This weekend I cleaned the car out. I could bear it no longer. The mud, sand and those irritating little bits of miniature stick that weave themselves into the carpet finally broke me.
Mr Mother Fudger and I play chicken regarding who will finally break. It is always me yet long before we had children he named the car I drove as the rats’ nest. He has a point. I can’t blame others entirely for the crimes I too commit. Banana skin – throw it on the floor, empty coke can – throw it on the floor, petrol receipt – throw it on the floor. You get the picture. Although I did move to a bag hanging over the gear stick for rubbish at which Mr MF said I had turned into a coach driver. I puffed out my chest with pride. I drive a Zafira, it has 7 seats don’t you know.
So combine the grot I create with in excess of 2,500 on-the-turn yoghurt raisins, pieces of broken toy, dried up packets of baby wipes I put into the car in 2011 that I am reassured will help me through the worst poo explosion or other general matter I have to clean up on a daily basis, plus more mud than the Gruffalo’s lair following Mr MF’s allotment obsession and you have the innards of our car.
When I’ve watched cleaning programmes I curse those filthy people wondering how they can let their houses get quite so grotty and yet I climb into my parenting cliché of a Vauxhall Zafira on a daily basis surrounded by more bacteria than a male student’s scrotal sack and feel ashamed.
So today, the time had come. I could bear it no longer. The grumbles and moans went unheard or ignored by Mr MF and I dragged our hoover out along with a significant number of carrier bags determined to tackle the grime. Saturday night, yay, I know how to partaaaaa.
*a pair of fairy wings
*a fairy wand
*around 5 Lamaze toys to ensure the baby was more stimulated than a 1990s raver at a Prodigy concert
*a miniature chalk board
*approximately 55 books (I lost count)
*an anorak I bought in 2002 that doesn’t fit
*an emergency triangle (note no torch – obviously guaranteed to break down in the day)
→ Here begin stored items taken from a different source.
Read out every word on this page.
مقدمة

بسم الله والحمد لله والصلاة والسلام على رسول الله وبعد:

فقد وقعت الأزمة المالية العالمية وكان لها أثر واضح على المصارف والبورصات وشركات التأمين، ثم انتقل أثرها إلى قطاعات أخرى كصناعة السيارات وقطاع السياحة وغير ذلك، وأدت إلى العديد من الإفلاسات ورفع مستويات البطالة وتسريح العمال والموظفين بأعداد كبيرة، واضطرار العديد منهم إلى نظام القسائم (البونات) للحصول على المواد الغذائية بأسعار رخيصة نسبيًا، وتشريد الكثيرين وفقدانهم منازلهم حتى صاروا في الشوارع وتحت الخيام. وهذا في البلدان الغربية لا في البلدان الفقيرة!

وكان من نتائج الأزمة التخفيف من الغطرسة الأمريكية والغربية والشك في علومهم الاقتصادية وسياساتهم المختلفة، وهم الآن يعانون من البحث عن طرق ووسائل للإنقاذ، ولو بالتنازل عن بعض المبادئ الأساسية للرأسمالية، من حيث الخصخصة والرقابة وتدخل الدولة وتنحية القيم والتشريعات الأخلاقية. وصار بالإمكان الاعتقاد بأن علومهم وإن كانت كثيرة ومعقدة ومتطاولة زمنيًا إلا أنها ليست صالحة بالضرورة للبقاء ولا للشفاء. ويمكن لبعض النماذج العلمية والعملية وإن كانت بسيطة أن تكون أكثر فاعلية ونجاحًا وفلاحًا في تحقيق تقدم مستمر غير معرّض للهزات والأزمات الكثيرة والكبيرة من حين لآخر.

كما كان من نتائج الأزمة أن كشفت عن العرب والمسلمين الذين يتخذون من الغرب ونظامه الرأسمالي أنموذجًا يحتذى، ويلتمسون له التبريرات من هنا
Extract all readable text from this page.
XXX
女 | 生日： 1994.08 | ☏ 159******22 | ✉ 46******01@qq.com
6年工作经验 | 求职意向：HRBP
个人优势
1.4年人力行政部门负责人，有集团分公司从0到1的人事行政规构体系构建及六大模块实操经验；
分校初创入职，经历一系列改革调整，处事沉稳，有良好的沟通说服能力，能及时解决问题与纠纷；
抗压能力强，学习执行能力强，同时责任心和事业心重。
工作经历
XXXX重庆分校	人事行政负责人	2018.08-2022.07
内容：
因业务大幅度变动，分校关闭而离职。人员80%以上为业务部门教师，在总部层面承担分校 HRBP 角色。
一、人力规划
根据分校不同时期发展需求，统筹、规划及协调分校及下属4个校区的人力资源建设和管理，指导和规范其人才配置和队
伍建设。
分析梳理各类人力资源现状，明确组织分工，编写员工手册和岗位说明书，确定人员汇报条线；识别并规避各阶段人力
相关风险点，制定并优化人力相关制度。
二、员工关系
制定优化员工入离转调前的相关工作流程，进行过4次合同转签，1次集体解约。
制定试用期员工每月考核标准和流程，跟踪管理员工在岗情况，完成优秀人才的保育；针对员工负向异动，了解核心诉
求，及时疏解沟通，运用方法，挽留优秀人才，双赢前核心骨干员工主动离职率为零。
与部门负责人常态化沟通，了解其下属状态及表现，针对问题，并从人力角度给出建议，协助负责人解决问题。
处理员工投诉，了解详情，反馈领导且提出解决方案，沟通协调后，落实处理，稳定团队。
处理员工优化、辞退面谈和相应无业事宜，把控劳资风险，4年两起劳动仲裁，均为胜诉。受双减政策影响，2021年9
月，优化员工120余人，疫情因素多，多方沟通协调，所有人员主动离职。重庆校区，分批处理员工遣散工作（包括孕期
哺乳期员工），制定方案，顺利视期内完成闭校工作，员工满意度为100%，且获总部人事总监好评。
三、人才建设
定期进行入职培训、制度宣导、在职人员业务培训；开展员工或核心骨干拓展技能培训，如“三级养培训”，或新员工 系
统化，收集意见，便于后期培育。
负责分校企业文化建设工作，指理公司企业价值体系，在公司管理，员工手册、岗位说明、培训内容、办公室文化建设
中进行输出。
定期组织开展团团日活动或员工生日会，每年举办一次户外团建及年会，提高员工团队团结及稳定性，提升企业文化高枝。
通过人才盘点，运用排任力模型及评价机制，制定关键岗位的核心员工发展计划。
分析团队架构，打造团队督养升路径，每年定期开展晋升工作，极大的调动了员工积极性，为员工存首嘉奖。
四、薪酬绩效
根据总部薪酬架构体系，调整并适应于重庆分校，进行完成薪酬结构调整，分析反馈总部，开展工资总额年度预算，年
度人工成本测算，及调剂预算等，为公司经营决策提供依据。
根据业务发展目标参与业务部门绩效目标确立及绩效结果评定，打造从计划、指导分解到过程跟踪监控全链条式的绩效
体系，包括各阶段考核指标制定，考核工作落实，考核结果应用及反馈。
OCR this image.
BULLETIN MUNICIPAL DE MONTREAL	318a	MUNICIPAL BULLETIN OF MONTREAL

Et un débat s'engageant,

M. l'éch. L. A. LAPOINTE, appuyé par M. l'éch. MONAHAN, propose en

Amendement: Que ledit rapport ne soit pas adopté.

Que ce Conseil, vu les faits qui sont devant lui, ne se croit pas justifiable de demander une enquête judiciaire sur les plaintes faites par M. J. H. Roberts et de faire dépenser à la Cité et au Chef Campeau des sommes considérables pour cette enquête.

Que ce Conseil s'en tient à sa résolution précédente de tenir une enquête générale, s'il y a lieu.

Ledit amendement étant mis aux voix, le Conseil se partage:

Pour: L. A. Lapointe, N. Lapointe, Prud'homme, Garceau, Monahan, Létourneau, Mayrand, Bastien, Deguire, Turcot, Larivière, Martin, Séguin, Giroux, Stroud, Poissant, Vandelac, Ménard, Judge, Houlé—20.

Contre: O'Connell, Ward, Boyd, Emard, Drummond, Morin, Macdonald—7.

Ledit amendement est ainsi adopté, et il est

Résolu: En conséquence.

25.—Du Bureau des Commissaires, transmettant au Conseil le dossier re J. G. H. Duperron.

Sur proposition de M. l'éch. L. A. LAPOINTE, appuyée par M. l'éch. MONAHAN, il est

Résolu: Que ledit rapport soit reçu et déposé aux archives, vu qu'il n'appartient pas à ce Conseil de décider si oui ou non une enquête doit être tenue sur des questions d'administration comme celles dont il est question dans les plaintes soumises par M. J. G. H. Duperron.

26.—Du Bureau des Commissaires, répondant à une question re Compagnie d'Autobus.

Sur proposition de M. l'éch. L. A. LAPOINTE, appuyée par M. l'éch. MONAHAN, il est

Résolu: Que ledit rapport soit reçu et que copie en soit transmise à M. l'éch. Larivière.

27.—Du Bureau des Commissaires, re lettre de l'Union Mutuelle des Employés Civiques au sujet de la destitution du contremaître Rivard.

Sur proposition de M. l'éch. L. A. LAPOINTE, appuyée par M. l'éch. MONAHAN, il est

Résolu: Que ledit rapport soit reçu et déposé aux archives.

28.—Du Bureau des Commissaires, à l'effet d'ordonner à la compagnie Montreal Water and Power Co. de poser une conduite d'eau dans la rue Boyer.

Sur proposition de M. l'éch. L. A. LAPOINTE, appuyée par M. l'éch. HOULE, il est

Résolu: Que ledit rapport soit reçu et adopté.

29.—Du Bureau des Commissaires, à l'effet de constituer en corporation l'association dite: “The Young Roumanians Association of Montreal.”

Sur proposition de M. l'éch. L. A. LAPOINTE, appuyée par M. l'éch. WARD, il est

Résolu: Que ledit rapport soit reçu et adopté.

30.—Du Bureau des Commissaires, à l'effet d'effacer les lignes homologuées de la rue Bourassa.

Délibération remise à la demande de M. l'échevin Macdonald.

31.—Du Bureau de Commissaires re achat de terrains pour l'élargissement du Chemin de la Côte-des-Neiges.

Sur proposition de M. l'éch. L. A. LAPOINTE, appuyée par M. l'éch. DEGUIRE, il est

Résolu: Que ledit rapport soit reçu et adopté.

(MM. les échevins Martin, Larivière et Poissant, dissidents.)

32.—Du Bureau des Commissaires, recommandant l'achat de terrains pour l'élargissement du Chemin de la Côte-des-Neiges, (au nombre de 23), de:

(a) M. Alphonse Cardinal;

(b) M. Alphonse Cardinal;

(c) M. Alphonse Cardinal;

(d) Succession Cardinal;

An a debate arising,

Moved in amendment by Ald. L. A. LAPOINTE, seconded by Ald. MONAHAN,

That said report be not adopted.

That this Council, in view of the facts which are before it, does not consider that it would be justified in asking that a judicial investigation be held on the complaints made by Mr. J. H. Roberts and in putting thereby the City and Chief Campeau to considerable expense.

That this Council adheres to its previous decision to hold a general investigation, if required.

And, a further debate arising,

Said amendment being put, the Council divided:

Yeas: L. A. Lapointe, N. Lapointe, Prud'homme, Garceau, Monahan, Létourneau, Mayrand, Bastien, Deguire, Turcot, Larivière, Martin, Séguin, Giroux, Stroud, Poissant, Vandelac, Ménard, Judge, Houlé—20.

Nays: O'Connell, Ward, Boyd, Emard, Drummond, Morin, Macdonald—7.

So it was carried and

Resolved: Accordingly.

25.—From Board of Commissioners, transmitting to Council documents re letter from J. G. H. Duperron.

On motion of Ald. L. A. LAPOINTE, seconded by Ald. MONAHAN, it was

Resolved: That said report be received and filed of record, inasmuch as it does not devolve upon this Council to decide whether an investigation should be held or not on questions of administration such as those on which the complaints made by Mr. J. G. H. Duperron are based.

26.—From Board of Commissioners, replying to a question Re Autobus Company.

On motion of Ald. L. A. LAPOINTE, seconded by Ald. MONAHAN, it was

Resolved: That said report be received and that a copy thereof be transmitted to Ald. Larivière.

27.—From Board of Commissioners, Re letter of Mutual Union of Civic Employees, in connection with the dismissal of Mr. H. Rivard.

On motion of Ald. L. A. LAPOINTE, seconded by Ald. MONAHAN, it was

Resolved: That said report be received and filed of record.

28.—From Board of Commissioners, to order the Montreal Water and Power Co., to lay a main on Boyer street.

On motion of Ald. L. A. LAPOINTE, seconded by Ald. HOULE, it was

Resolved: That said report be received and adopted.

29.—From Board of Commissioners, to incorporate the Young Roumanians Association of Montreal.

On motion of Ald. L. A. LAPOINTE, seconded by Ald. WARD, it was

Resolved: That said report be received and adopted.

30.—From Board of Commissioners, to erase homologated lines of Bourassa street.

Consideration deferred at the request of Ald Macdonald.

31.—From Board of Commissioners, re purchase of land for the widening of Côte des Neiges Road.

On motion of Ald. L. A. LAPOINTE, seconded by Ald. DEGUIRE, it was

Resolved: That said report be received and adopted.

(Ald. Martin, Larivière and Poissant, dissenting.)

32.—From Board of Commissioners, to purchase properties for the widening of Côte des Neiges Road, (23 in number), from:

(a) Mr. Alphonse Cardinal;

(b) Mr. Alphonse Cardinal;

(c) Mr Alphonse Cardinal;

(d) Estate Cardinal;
*the arm from a dinosaur broken off 3 minutes after said dinosaur was purchased
*more Mr Tumble snap cards than anyone should own
*Dolly Parton, Best of
*broken CD case of Paulo Nutini
*an out of date voucher book
*an enormous can of hair spray (see above reference to Dolly, a girl’s gotta have aspirations)
*a cosytoes for a pushchair we took to the dump more than a year ago
*emergency milk for the boy baby that now we’ve had a heat wave is probably more lethal than Texas’ supply of death row injections
I could go on.
So one hour of hoovering, plus a hell of a lot of general cleaning has left that damn fine beast of a vehicle looking shiny and sparkly and me more zen…until Mr MF said last night “I’m off fishing early tomorrow so need to put my fishing gear in there”. Gutted – or he plus the fish will be if there is a hint of fish stench or mess.